Un redressement fondé sur des déclarations déposées par des tiers
Quels sont les documents qui sont concernés par cette obligation de transmission ? Le Conseil d’État a précisé que cette obligation de transmission ne s’étend pas aux informations fournies annuellement par des tiers conformément aux dispositions du CGI3. Les informations fournies annuellement à l’Administration par les employeurs, ou les établissements procédant à des versements de revenus de capitaux mobiliers, par exemple, ne sont pas concernées par cette obligation d’information. Cette obligation ne s’applique pas non plus aux informations nécessairement détenues par les différents services de l’administration fiscale en application de dispositions législatives ou réglementaires, a encore précisé le juge administratif4. Ainsi les informations contenues dans le fichier immobilier, qui proviennent des actes déposés au service des impôts par des professionnels du droit ou des autorités administratives n’entrent pas dans le champ de cette obligation. En revanche, l’obligation d’information s’étend aux informations fournies à titre déclaratif à l’Administration par des contribuables tiers, comme celles issues de leurs déclarations de revenus, dont elle tire les conséquences pour reconstituer la situation du contribuable vérifié. Le Conseil d’État complète ici sa jurisprudence dans une affaire où l’administration fiscale a procédé à la rectification du quotient familial d’un contribuable et du montant de ses revenus imposables dans la catégorie des revenus fonciers. Des suppléments d’impôt sur le revenu et de contributions sociales ont été mis à la charge de l’intéressé, au titre de l’année 2001, du chef de ces rectifications et assortis de la majoration prévue à l’article 1729 du Code général des impôts pour mauvaise foi. En effet, l’administration fiscale a remis en cause la déclaration d’impôt sur le revenu déposée par le contribuable dans laquelle il mentionnait que son frère et ses sœurs, invalides, vivaient sous son toit et se trouvaient à sa charge, au sens de l’article 196 A bis du Code général des impôts (CGI). Précisons qu’aux termes de l’article 196 A bis du CGI, tout contribuable peut considérer comme étant à sa charge, au sens de l’article 196, à la condition qu’elles vivent sous son toit, les personnes titulaires de la carte d’invalidité prévue à l’article L. 241-3 du Code de l’action sociale et des familles.

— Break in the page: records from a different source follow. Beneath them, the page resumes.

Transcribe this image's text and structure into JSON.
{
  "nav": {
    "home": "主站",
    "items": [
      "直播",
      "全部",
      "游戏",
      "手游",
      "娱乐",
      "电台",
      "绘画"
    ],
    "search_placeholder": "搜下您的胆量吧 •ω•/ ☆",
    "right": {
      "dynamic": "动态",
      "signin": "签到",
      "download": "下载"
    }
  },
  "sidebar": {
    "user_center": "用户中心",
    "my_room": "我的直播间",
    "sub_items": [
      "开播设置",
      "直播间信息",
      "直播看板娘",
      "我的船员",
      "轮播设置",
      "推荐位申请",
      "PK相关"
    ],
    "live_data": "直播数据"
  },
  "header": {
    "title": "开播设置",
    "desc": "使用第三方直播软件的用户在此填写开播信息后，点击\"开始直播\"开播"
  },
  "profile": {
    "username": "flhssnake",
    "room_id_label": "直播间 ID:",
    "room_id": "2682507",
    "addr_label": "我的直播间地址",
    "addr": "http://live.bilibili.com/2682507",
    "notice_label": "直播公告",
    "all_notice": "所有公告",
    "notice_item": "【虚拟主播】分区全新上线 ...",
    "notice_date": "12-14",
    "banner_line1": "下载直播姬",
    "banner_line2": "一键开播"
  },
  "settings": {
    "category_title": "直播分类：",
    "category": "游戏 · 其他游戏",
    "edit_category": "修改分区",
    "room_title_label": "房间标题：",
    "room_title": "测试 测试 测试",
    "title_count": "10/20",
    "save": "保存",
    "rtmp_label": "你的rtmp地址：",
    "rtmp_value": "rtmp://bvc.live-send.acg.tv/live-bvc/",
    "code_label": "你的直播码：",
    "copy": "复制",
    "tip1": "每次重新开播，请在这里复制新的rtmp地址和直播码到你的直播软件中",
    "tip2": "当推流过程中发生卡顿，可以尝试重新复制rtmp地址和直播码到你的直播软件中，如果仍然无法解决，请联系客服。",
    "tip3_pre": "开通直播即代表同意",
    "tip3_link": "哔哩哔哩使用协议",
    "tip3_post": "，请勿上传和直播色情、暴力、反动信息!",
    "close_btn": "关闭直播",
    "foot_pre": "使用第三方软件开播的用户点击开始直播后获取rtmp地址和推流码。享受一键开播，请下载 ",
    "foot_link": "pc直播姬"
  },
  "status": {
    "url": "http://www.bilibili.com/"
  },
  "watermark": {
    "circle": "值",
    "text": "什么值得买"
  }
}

Le contribuable concerné a demandé au tribunal administratif de Melun de prononcer la décharge des cotisations supplémentaires d’impôt sur le revenu et de contributions sociales mises à sa charge au titre de l’année 2001, ainsi que des pénalités correspondantes. Le tribunal administratif de Melun, faisant partiellement droit à sa demande, a prononcé la décharge des seules pénalités pour mauvaise foi dont ces cotisations ont été assorties et rejeté le surplus des conclusions que lui avait présentées le contribuable5. La cour administrative d’appel de Paris a rejeté les appels formés respectivement par le contribuable, M. B. et par le ministre du Budget, des Comptes publics et de la Réforme de l’État contre ce jugement6. Le contribuable s’est pourvu en cassation devant le Conseil d’État afin d’obtenir l’annulation de l’arrêt de la cour administrative d’appel de Paris.
Violation de l’obligation de transmission ?

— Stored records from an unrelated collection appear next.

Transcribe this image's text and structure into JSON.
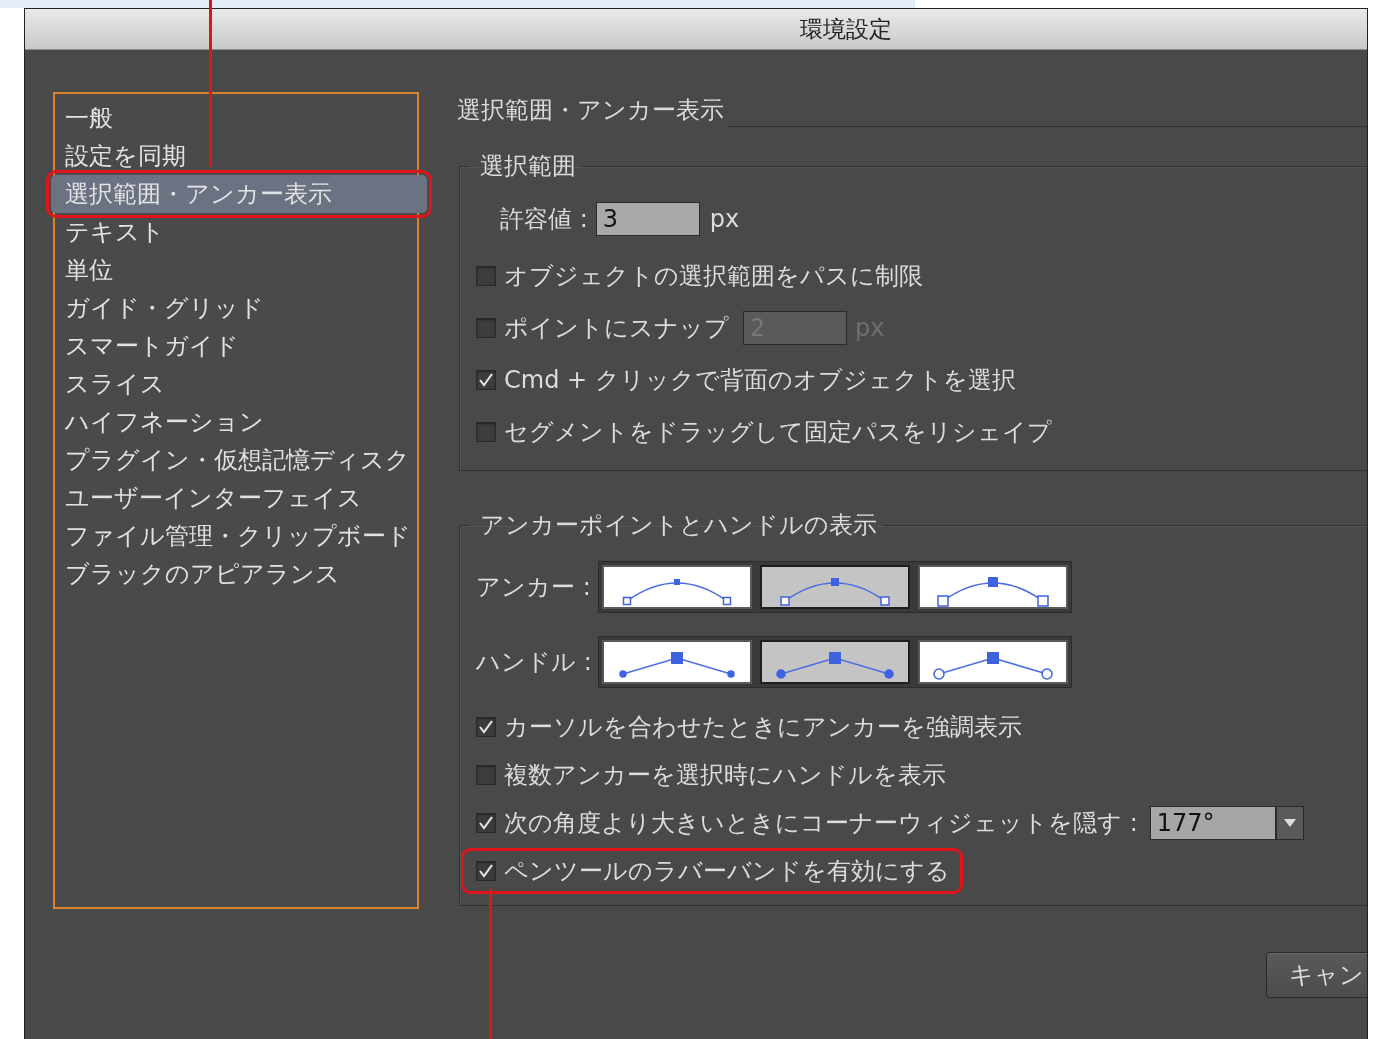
{
  "window": {
    "title": "環境設定"
  },
  "sidebar": {
    "items": [
      {
        "label": "一般",
        "selected": false,
        "highlighted": false
      },
      {
        "label": "設定を同期",
        "selected": false,
        "highlighted": false
      },
      {
        "label": "選択範囲・アンカー表示",
        "selected": true,
        "highlighted": true
      },
      {
        "label": "テキスト",
        "selected": false,
        "highlighted": false
      },
      {
        "label": "単位",
        "selected": false,
        "highlighted": false
      },
      {
        "label": "ガイド・グリッド",
        "selected": false,
        "highlighted": false
      },
      {
        "label": "スマートガイド",
        "selected": false,
        "highlighted": false
      },
      {
        "label": "スライス",
        "selected": false,
        "highlighted": false
      },
      {
        "label": "ハイフネーション",
        "selected": false,
        "highlighted": false
      },
      {
        "label": "プラグイン・仮想記憶ディスク",
        "selected": false,
        "highlighted": false
      },
      {
        "label": "ユーザーインターフェイス",
        "selected": false,
        "highlighted": false
      },
      {
        "label": "ファイル管理・クリップボード",
        "selected": false,
        "highlighted": false
      },
      {
        "label": "ブラックのアピアランス",
        "selected": false,
        "highlighted": false
      }
    ]
  },
  "panel": {
    "heading": "選択範囲・アンカー表示",
    "selection_group": {
      "title": "選択範囲",
      "tolerance": {
        "label": "許容値 :",
        "value": "3",
        "unit": "px"
      },
      "options": [
        {
          "kind": "checkbox",
          "label": "オブジェクトの選択範囲をパスに制限",
          "checked": false,
          "highlighted": false
        },
        {
          "kind": "checkbox_field",
          "label": "ポイントにスナップ",
          "checked": false,
          "highlighted": false,
          "value": "2",
          "unit": "px",
          "disabled": true
        },
        {
          "kind": "checkbox",
          "label": "Cmd + クリックで背面のオブジェクトを選択",
          "checked": true,
          "highlighted": false
        },
        {
          "kind": "checkbox",
          "label": "セグメントをドラッグして固定パスをリシェイプ",
          "checked": false,
          "highlighted": false
        }
      ]
    },
    "display_group": {
      "title": "アンカーポイントとハンドルの表示",
      "anchor": {
        "label": "アンカー :",
        "choices": [
          {
            "kind": "small",
            "selected": false
          },
          {
            "kind": "medium",
            "selected": true
          },
          {
            "kind": "large",
            "selected": false
          }
        ]
      },
      "handle": {
        "label": "ハンドル :",
        "choices": [
          {
            "kind": "small",
            "selected": false
          },
          {
            "kind": "medium",
            "selected": true
          },
          {
            "kind": "large",
            "selected": false
          }
        ]
      },
      "options": [
        {
          "kind": "checkbox",
          "label": "カーソルを合わせたときにアンカーを強調表示",
          "checked": true,
          "highlighted": false
        },
        {
          "kind": "checkbox",
          "label": "複数アンカーを選択時にハンドルを表示",
          "checked": false,
          "highlighted": false
        },
        {
          "kind": "checkbox_dropdown",
          "label": "次の角度より大きいときにコーナーウィジェットを隠す :",
          "checked": true,
          "highlighted": false,
          "value": "177°"
        },
        {
          "kind": "checkbox",
          "label": "ペンツールのラバーバンドを有効にする",
          "checked": true,
          "highlighted": true
        }
      ]
    }
  },
  "buttons": [
    "キャン"
  ]
}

En l’espèce, M. B. faisait valoir, devant les juges d’appel, que la procédure d’imposition était irrégulière au motif qu’il n’avait pas été suffisamment informé, avant la mise en recouvrement des impositions mises à sa charge, de l’origine et de la teneur des informations relatives aux situations de son frère, M. D. B., et de ses sœurs, Mmes E. et C. B., que l’Administration détenait et dont elle se prévalait pour refuser leur rattachement à son foyer fiscal en tant que personnes à charge, en application des dispositions combinées des articles 196 et 196 A bis du CGI. Pour remettre en cause le quotient familial déclaré au titre de l’année 2001, l’administration fiscale s’est fondée sur la circonstance que son frère et ses deux sœurs étaient domiciliés à une autre adresse que la sienne. Il ressort de la proposition de rectification adressée au contribuable le 9 décembre 2004 ainsi que de la réponse à ses observations, qui lui a été adressée le 10 mai 2005, que l’administration fiscale a informé le contribuable que, pour remettre en cause le quotient familial qu’il avait déclaré au titre de l’année 2001, elle s’était fondée, d’une part, sur les adresses figurant sur les cartes d’invalidité délivrées à sa sœur Mme C. B. et à son frère M. D. B. par les départements des Alpes de Haute-Provence et des Hautes-Alpes, fournies par le centre des impôts de Fontainebleau (Seine-et-Marne), et, d’autre part, sur les déclarations de revenus de sa sœur Mme E. B., obtenues auprès du centre des impôts de Guise (Aisne).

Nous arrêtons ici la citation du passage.